Rapprochement des niveaux de protection sociale en même temps que la fiscalité des entreprises


En France, quand un salarié touche 100 euros net en moyenne, un employeur doit débourser 197 euros : en Bulgarie c’est seulement 138 euros et 130 euros au Luxembourg. La concurrence ne doit plus se faire au détriment de notre protection sociale.

 

Pour mieux protéger les citoyens Européens, nous voulons créer un taux minimum et maximum de cotisations sociales en Europe, afin que la concurrence entre les entreprises ne puisse plus se faire au détriment du niveau de protection sociale de leurs salariés.

 

 

Réforme du travail détaché : quand on travaille dans un pays, on doit toucher le même salaire et payer les mêmes charges sociales que les autres !
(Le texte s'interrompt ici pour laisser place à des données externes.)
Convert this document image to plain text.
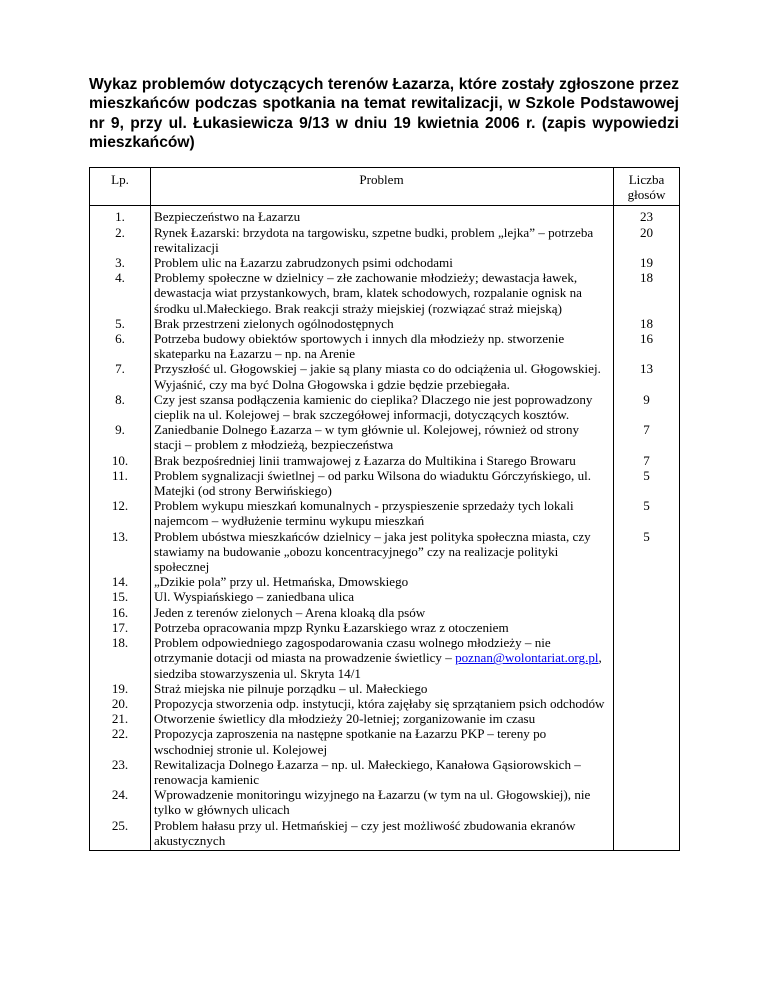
Wykaz problemów dotyczących terenów Łazarza, które zostały zgłoszone przez mieszkańców podczas spotkania na temat rewitalizacji, w Szkole Podstawowej nr 9, przy ul. Łukasiewicza 9/13 w dniu 19 kwietnia 2006 r. (zapis wypowiedzi mieszkańców)
Lp.	Problem	Liczba
głosów
1.	Bezpieczeństwo na Łazarzu	23
2.	Rynek Łazarski: brzydota na targowisku, szpetne budki, problem „lejka” – potrzeba rewitalizacji	20
3.	Problem ulic na Łazarzu zabrudzonych psimi odchodami	19
4.	Problemy społeczne w dzielnicy – złe zachowanie młodzieży; dewastacja ławek, dewastacja wiat przystankowych, bram, klatek schodowych, rozpalanie ognisk na środku ul.Małeckiego. Brak reakcji straży miejskiej (rozwiązać straż miejską)	18
5.	Brak przestrzeni zielonych ogólnodostępnych	18
6.	Potrzeba budowy obiektów sportowych i innych dla młodzieży np. stworzenie skateparku na Łazarzu – np. na Arenie	16
7.	Przyszłość ul. Głogowskiej – jakie są plany miasta co do odciążenia ul. Głogowskiej. Wyjaśnić, czy ma być Dolna Głogowska i gdzie będzie przebiegała.	13
8.	Czy jest szansa podłączenia kamienic do cieplika? Dlaczego nie jest poprowadzony cieplik na ul. Kolejowej – brak szczegółowej informacji, dotyczących kosztów.	9
9.	Zaniedbanie Dolnego Łazarza – w tym głównie ul. Kolejowej, również od strony stacji – problem z młodzieżą, bezpieczeństwa	7
10.	Brak bezpośredniej linii tramwajowej z Łazarza do Multikina i Starego Browaru	7
11.	Problem sygnalizacji świetlnej – od parku Wilsona do wiaduktu Górczyńskiego, ul. Matejki (od strony Berwińskiego)	5
12.	Problem wykupu mieszkań komunalnych - przyspieszenie sprzedaży tych lokali najemcom – wydłużenie terminu wykupu mieszkań	5
13.	Problem ubóstwa mieszkańców dzielnicy – jaka jest polityka społeczna miasta, czy stawiamy na budowanie „obozu koncentracyjnego” czy na realizacje polityki społecznej	5
14.	„Dzikie pola” przy ul. Hetmańska, Dmowskiego	
15.	Ul. Wyspiańskiego – zaniedbana ulica	
16.	Jeden z terenów zielonych – Arena kloaką dla psów	
17.	Potrzeba opracowania mpzp Rynku Łazarskiego wraz z otoczeniem	
18.	Problem odpowiedniego zagospodarowania czasu wolnego młodzieży – nie otrzymanie dotacji od miasta na prowadzenie świetlicy – poznan@wolontariat.org.pl, siedziba stowarzyszenia ul. Skryta 14/1	
19.	Straż miejska nie pilnuje porządku – ul. Małeckiego	
20.	Propozycja stworzenia odp. instytucji, która zajęłaby się sprzątaniem psich odchodów	
21.	Otworzenie świetlicy dla młodzieży 20-letniej; zorganizowanie im czasu	
22.	Propozycja zaproszenia na następne spotkanie na Łazarzu PKP – tereny po wschodniej stronie ul. Kolejowej	
23.	Rewitalizacja Dolnego Łazarza – np. ul. Małeckiego, Kanałowa Gąsiorowskich – renowacja kamienic	
24.	Wprowadzenie monitoringu wizyjnego na Łazarzu (w tym na ul. Głogowskiej), nie tylko w głównych ulicach	
25.	Problem hałasu przy ul. Hetmańskiej – czy jest możliwość zbudowania ekranów akustycznych	
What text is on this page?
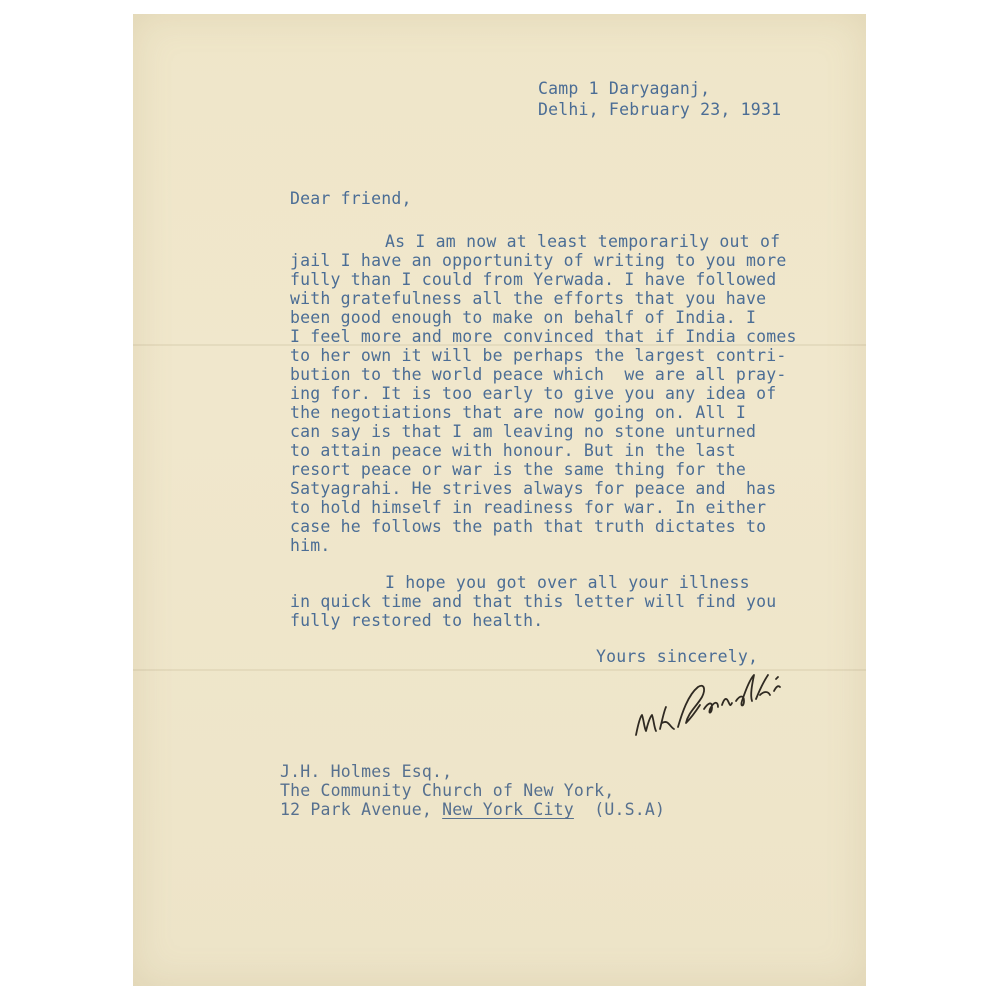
Camp 1 Daryaganj,
Delhi, February 23, 1931
Dear friend,
As I am now at least temporarily out of
jail I have an opportunity of writing to you more
fully than I could from Yerwada. I have followed
with gratefulness all the efforts that you have
been good enough to make on behalf of India. I
I feel more and more convinced that if India comes
to her own it will be perhaps the largest contri-
bution to the world peace which  we are all pray-
ing for. It is too early to give you any idea of
the negotiations that are now going on. All I
can say is that I am leaving no stone unturned
to attain peace with honour. But in the last
resort peace or war is the same thing for the
Satyagrahi. He strives always for peace and  has
to hold himself in readiness for war. In either
case he follows the path that truth dictates to
him.
I hope you got over all your illness
in quick time and that this letter will find you
fully restored to health.
Yours sincerely,
J.H. Holmes Esq.,
The Community Church of New York,
12 Park Avenue, New York City (U.S.A)
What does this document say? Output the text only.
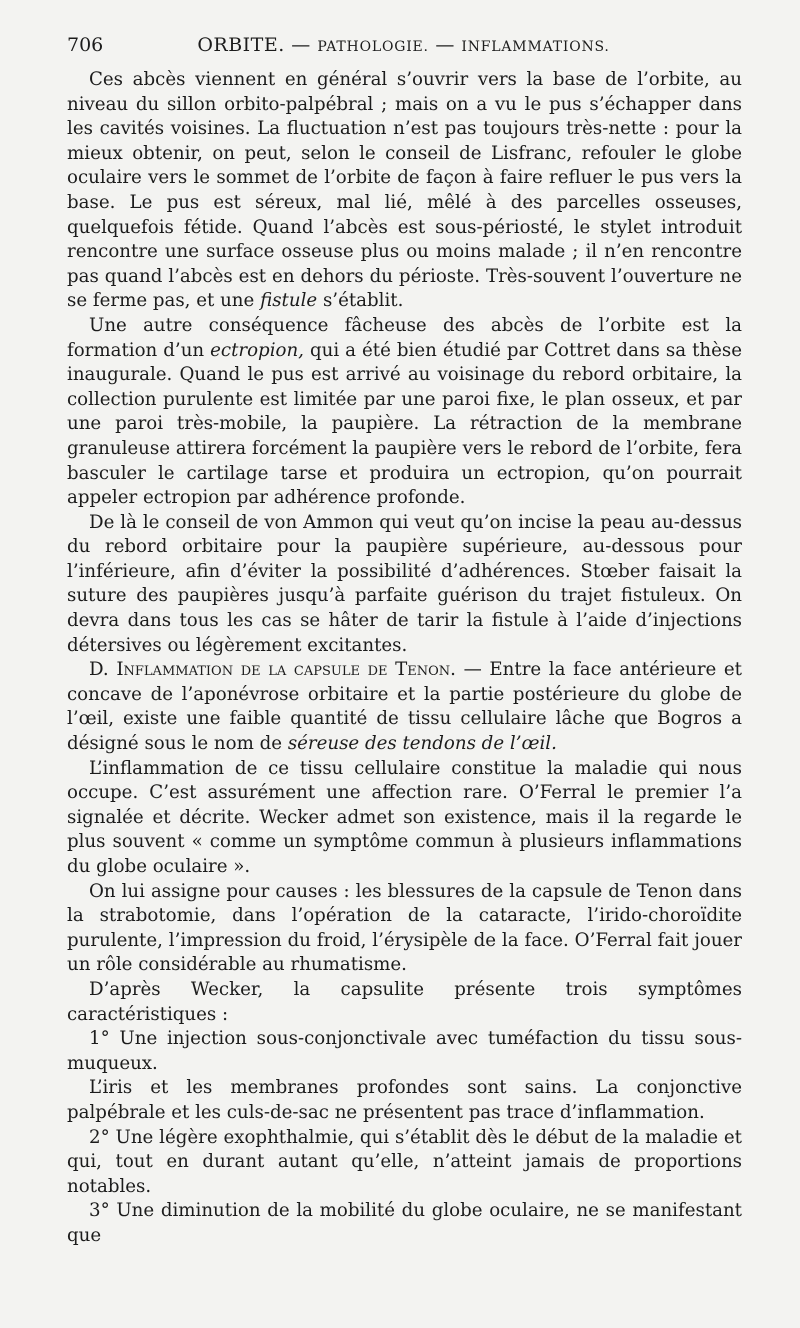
706	ORBITE. — PATHOLOGIE. — INFLAMMATIONS.

Ces abcès viennent en général s’ouvrir vers la base de l’orbite, au niveau du sillon orbito-palpébral ; mais on a vu le pus s’échapper dans les cavités voisines. La fluctuation n’est pas toujours très-nette : pour la mieux obtenir, on peut, selon le conseil de Lisfranc, refouler le globe oculaire vers le sommet de l’orbite de façon à faire refluer le pus vers la base. Le pus est séreux, mal lié, mêlé à des parcelles osseuses, quelquefois fétide. Quand l’abcès est sous-périosté, le stylet introduit rencontre une surface osseuse plus ou moins malade ; il n’en rencontre pas quand l’abcès est en dehors du périoste. Très-souvent l’ouverture ne se ferme pas, et une fistule s’établit.

Une autre conséquence fâcheuse des abcès de l’orbite est la formation d’un ectropion, qui a été bien étudié par Cottret dans sa thèse inaugurale. Quand le pus est arrivé au voisinage du rebord orbitaire, la collection purulente est limitée par une paroi fixe, le plan osseux, et par une paroi très-mobile, la paupière. La rétraction de la membrane granuleuse attirera forcément la paupière vers le rebord de l’orbite, fera basculer le cartilage tarse et produira un ectropion, qu’on pourrait appeler ectropion par adhérence profonde.

De là le conseil de von Ammon qui veut qu’on incise la peau au-dessus du rebord orbitaire pour la paupière supérieure, au-dessous pour l’inférieure, afin d’éviter la possibilité d’adhérences. Stœber faisait la suture des paupières jusqu’à parfaite guérison du trajet fistuleux. On devra dans tous les cas se hâter de tarir la fistule à l’aide d’injections détersives ou légèrement excitantes.

D. Inflammation de la capsule de Tenon. — Entre la face antérieure et concave de l’aponévrose orbitaire et la partie postérieure du globe de l’œil, existe une faible quantité de tissu cellulaire lâche que Bogros a désigné sous le nom de séreuse des tendons de l’œil.

L’inflammation de ce tissu cellulaire constitue la maladie qui nous occupe. C’est assurément une affection rare. O’Ferral le premier l’a signalée et décrite. Wecker admet son existence, mais il la regarde le plus souvent « comme un symptôme commun à plusieurs inflammations du globe oculaire ».

On lui assigne pour causes : les blessures de la capsule de Tenon dans la strabotomie, dans l’opération de la cataracte, l’irido-choroïdite purulente, l’impression du froid, l’érysipèle de la face. O’Ferral fait jouer un rôle considérable au rhumatisme.

D’après Wecker, la capsulite présente trois symptômes caractéristiques :

1° Une injection sous-conjonctivale avec tuméfaction du tissu sous-muqueux.

L’iris et les membranes profondes sont sains. La conjonctive palpébrale et les culs-de-sac ne présentent pas trace d’inflammation.

2° Une légère exophthalmie, qui s’établit dès le début de la maladie et qui, tout en durant autant qu’elle, n’atteint jamais de proportions notables.

3° Une diminution de la mobilité du globe oculaire, ne se manifestant que
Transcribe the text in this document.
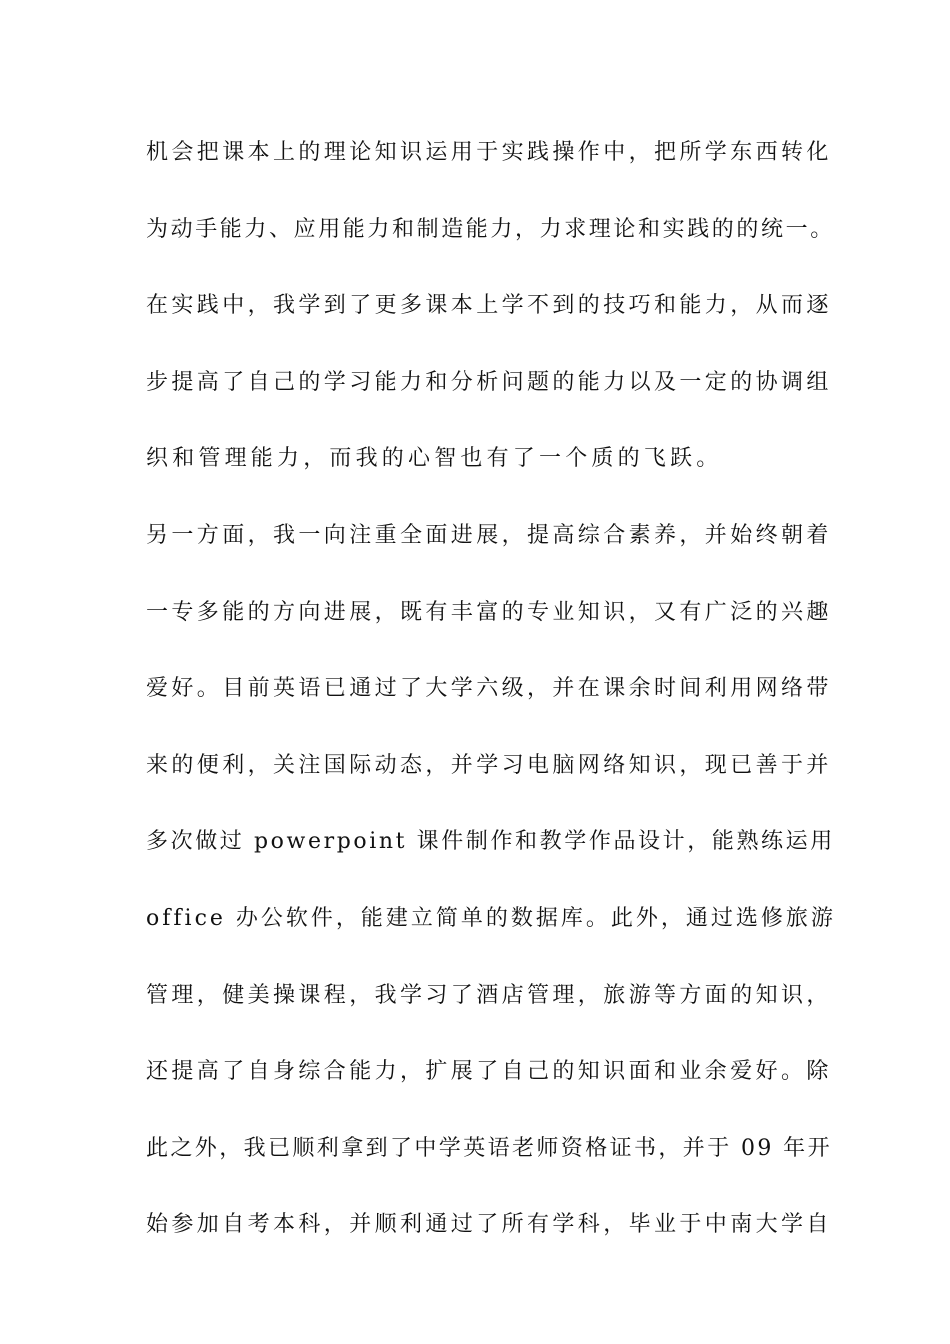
机会把课本上的理论知识运用于实践操作中，把所学东西转化
为动手能力、应用能力和制造能力，力求理论和实践的的统一。
在实践中，我学到了更多课本上学不到的技巧和能力，从而逐
步提高了自己的学习能力和分析问题的能力以及一定的协调组
织和管理能力，而我的心智也有了一个质的飞跃。
另一方面，我一向注重全面进展，提高综合素养，并始终朝着
一专多能的方向进展，既有丰富的专业知识，又有广泛的兴趣
爱好。目前英语已通过了大学六级，并在课余时间利用网络带
来的便利，关注国际动态，并学习电脑网络知识，现已善于并
多次做过 powerpoint 课件制作和教学作品设计，能熟练运用
office 办公软件，能建立简单的数据库。此外，通过选修旅游
管理，健美操课程，我学习了酒店管理，旅游等方面的知识，
还提高了自身综合能力，扩展了自己的知识面和业余爱好。除
此之外，我已顺利拿到了中学英语老师资格证书，并于 09 年开
始参加自考本科，并顺利通过了所有学科，毕业于中南大学自
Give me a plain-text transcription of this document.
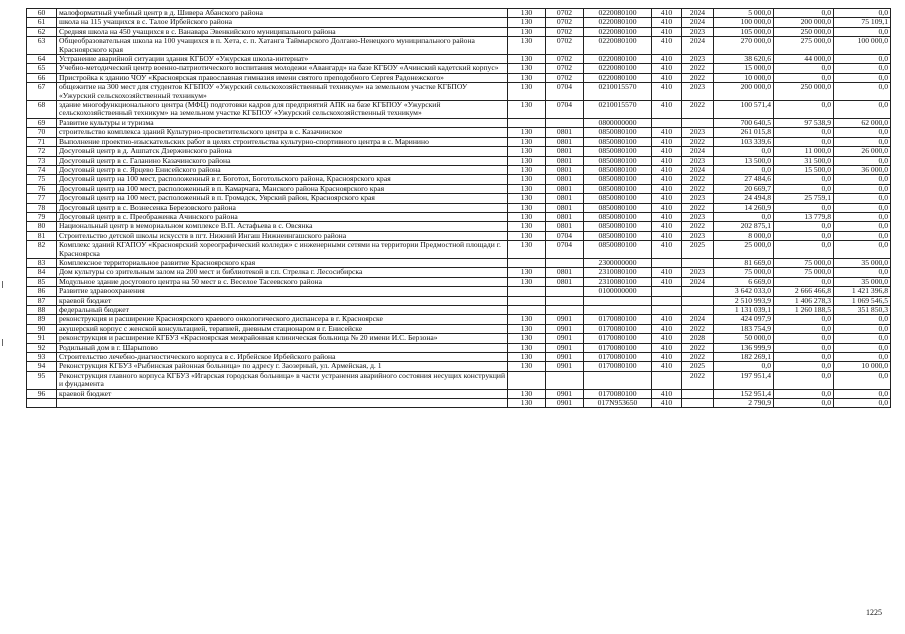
60	малоформатный учебный центр в д. Шивера Абанского района	130	0702	0220080100	410	2024	5 000,0	0,0	0,0
61	школа на 115 учащихся в с. Талое Ирбейского района	130	0702	0220080100	410	2024	100 000,0	200 000,0	75 109,1
62	Средняя школа на 450 учащихся в с. Ванавара Эвенкийского муниципального района	130	0702	0220080100	410	2023	105 000,0	250 000,0	0,0
63	Общеобразовательная школа на 100 учащихся в п. Хета, с. п. Хатанга Таймырского Долгано-Ненецкого муниципального района Красноярского края	130	0702	0220080100	410	2024	270 000,0	275 000,0	100 000,0
64	Устранение аварийной ситуации здания КГБОУ «Ужурская школа-интернат»	130	0702	0220080100	410	2023	38 620,6	44 000,0	0,0
65	Учебно-методический центр военно-патриотического воспитания молодежи «Авангард» на базе КГБОУ «Ачинский кадетский корпус»	130	0702	0220080100	410	2022	15 000,0	0,0	0,0
66	Пристройка к зданию ЧОУ «Красноярская православная гимназия имени святого преподобного Сергея Радонежского»	130	0702	0220080100	410	2022	10 000,0	0,0	0,0
67	общежитие на 300 мест для студентов КГБПОУ «Ужурский сельскохозяйственный техникум» на земельном участке КГБПОУ «Ужурский сельскохозяйственный техникум»	130	0704	0210015570	410	2023	200 000,0	250 000,0	0,0
68	здание многофункционального центра (МФЦ) подготовки кадров для предприятий АПК на базе КГБПОУ «Ужурский сельскохозяйственный техникум» на земельном участке КГБПОУ «Ужурский сельскохозяйственный техникум»	130	0704	0210015570	410	2022	100 571,4	0,0	0,0
69	Развитие культуры и туризма			0800000000			700 640,5	97 538,9	62 000,0
70	строительство комплекса зданий Культурно-просветительского центра в с. Казачинское	130	0801	0850080100	410	2023	261 015,8	0,0	0,0
71	Выполнение проектно-изыскательских работ в целях строительства культурно-спортивного центра в с. Маринино	130	0801	0850080100	410	2022	103 339,6	0,0	0,0
72	Досуговый центр в д. Ашпатск Дзержинского района	130	0801	0850080100	410	2024	0,0	11 000,0	26 000,0
73	Досуговый центр в с. Галанино Казачинского района	130	0801	0850080100	410	2023	13 500,0	31 500,0	0,0
74	Досуговый центр в с. Ярцево Енисейского района	130	0801	0850080100	410	2024	0,0	15 500,0	36 000,0
75	Досуговый центр на 100 мест, расположенный в г. Боготол, Боготольского района, Красноярского края	130	0801	0850080100	410	2022	27 484,6	0,0	0,0
76	Досуговый центр на 100 мест, расположенный в п. Камарчага, Манского района Красноярского края	130	0801	0850080100	410	2022	20 669,7	0,0	0,0
77	Досуговый центр на 100 мест, расположенный в п. Громадск, Уярский район, Красноярского края	130	0801	0850080100	410	2023	24 494,8	25 759,1	0,0
78	Досуговый центр в с. Вознесенка Березовского района	130	0801	0850080100	410	2022	14 260,9	0,0	0,0
79	Досуговый центр в с. Преображенка Ачинского района	130	0801	0850080100	410	2023	0,0	13 779,8	0,0
80	Национальный центр в мемориальном комплексе В.П. Астафьева в с. Овсянка	130	0801	0850080100	410	2022	202 875,1	0,0	0,0
81	Строительство детской школы искусств в пгт. Нижний Ингаш Нижнеингашского района	130	0704	0850080100	410	2023	8 000,0	0,0	0,0
82	Комплекс зданий КГАПОУ «Красноярский хореографический колледж» с инженерными сетями на территории Предмостной площади г. Красноярска	130	0704	0850080100	410	2025	25 000,0	0,0	0,0
83	Комплексное территориальное развитие Красноярского края			2300000000			81 669,0	75 000,0	35 000,0
84	Дом культуры со зрительным залом на 200 мест и библиотекой в г.п. Стрелка г. Лесосибирска	130	0801	2310080100	410	2023	75 000,0	75 000,0	0,0
85	Модульное здание досугового центра на 50 мест в с. Веселое Тасеевского района	130	0801	2310080100	410	2024	6 669,0	0,0	35 000,0
86	Развитие здравоохранения			0100000000			3 642 033,0	2 666 466,8	1 421 396,8
87	краевой бюджет						2 510 993,9	1 406 278,3	1 069 546,5
88	федеральный бюджет						1 131 039,1	1 260 188,5	351 850,3
89	реконструкция и расширение Красноярского краевого онкологического диспансера в г. Красноярске	130	0901	0170080100	410	2024	424 097,9	0,0	0,0
90	акушерский корпус с женской консультацией, терапией, дневным стационаром в г. Енисейске	130	0901	0170080100	410	2022	183 754,9	0,0	0,0
91	реконструкция и расширение КГБУЗ «Красноярская межрайонная клиническая больница № 20 имени И.С. Берзона»	130	0901	0170080100	410	2028	50 000,0	0,0	0,0
92	Родильный дом в г. Шарыпово	130	0901	0170080100	410	2022	136 999,9	0,0	0,0
93	Строительство лечебно-диагностического корпуса в с. Ирбейское Ирбейского района	130	0901	0170080100	410	2022	182 269,1	0,0	0,0
94	Реконструкция КГБУЗ «Рыбинская районная больница» по адресу г. Заозерный, ул. Армейская, д. 1	130	0901	0170080100	410	2025	0,0	0,0	10 000,0
95	Реконструкция главного корпуса КГБУЗ «Игарская городская больница» в части устранения аварийного состояния несущих конструкций и фундамента					2022	197 951,4	0,0	0,0
96	краевой бюджет	130	0901	0170080100	410		152 951,4	0,0	0,0
		130	0901	017N953650	410		2 790,9	0,0	0,0
1225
En l’état actuel des choses, le travailleur détaché est une arme de destruction massive de l’Union Européenne : nous ne pouvons pas accepter que l’emploi d’un salarié soit pris  par un autre au prétexte qu’il serait moins bien payé ou qu’il aurait moins de charges sociales !

 

Nous proposons d’instaurer le principe de cotisations des travailleurs dans le pays d’activité afin de contrebalancer les différences entre les Etats membres. Un travailleur bulgare détaché en France doit donc payer ses cotisations en France.

 

 

Augmenter le budget de la PAC en faveur des exploitants en difficulté grâce à la disparition du rabais britannique


Face au projet de diminution du budget de la PAC par la Commission Européenne, nous proposons d’augmenter les moyens qui y sont consacrés.
Notre solution : affecter l’enveloppe consacrée auparavant par les Etats membres au “rabais britannique”. Nous proposons qu’après le Brexit, chaque Etat ne récupère pas entièrement la contribution qu’il versait pour les Britanniques mais la conserve pour financer une augmentation de la PAC. Le rabais Britannique coûte en moyenne 6,07 milliards aux Etats européens chaque année : en affectant ces contributions à la PAC, nous pourrions largement compenser la baisse des crédits envisagée par la Commission.

 

Par ailleurs, nous proposons de rétablir plus d’équilibre dans la répartition de la PAC : 1,5% des bénéficiaires touchent plus de 30% du montant total des aides PAC ! Seulement 2,3% des agriculteurs reçoivent plus de 100 000 euros et 83 agriculteurs touchent plus de 500 000 euros !

 

Nous proposons de plafonner à 80 000 euros les aides directes au titre du premier pilier. L’idée est de privilégier un modèle agricole de petites structures, familiales, plutôt qu’un modèle de ferme usine comme on le retrouve en Allemagne. La Commission propose qu’au-delà d’un plafond fixé à 100 000 euros, les paiements directs soient reversés dans le second pilier de la PAC. Nous proposons plutôt de reverser la moitié de ces sommes aux exploitants en difficulté dans le cadre du premier pilier, pour créer un système de redistribution à l'intérieur de la PAC. L’autre moitié sera affectée au financement de la recherche agronomique ou de mécanismes de soutien transitoire aux agriculteurs frappés par l’interdiction du glyphosate

 

 

Préserver le modèle français de sapeur-pompier volontaire


La décision de la Cour de Justice de l’Union européenne de payer à un sapeur-pompier volontaire ses heures d’astreintes comme des heures de travail met en péril tout le système du volontariat français. Pour préserver notre modèle français de sapeur-pompier volontaire, nous voulons exclure ce statut du champ d’application de la directive européenne sur le temps de travail.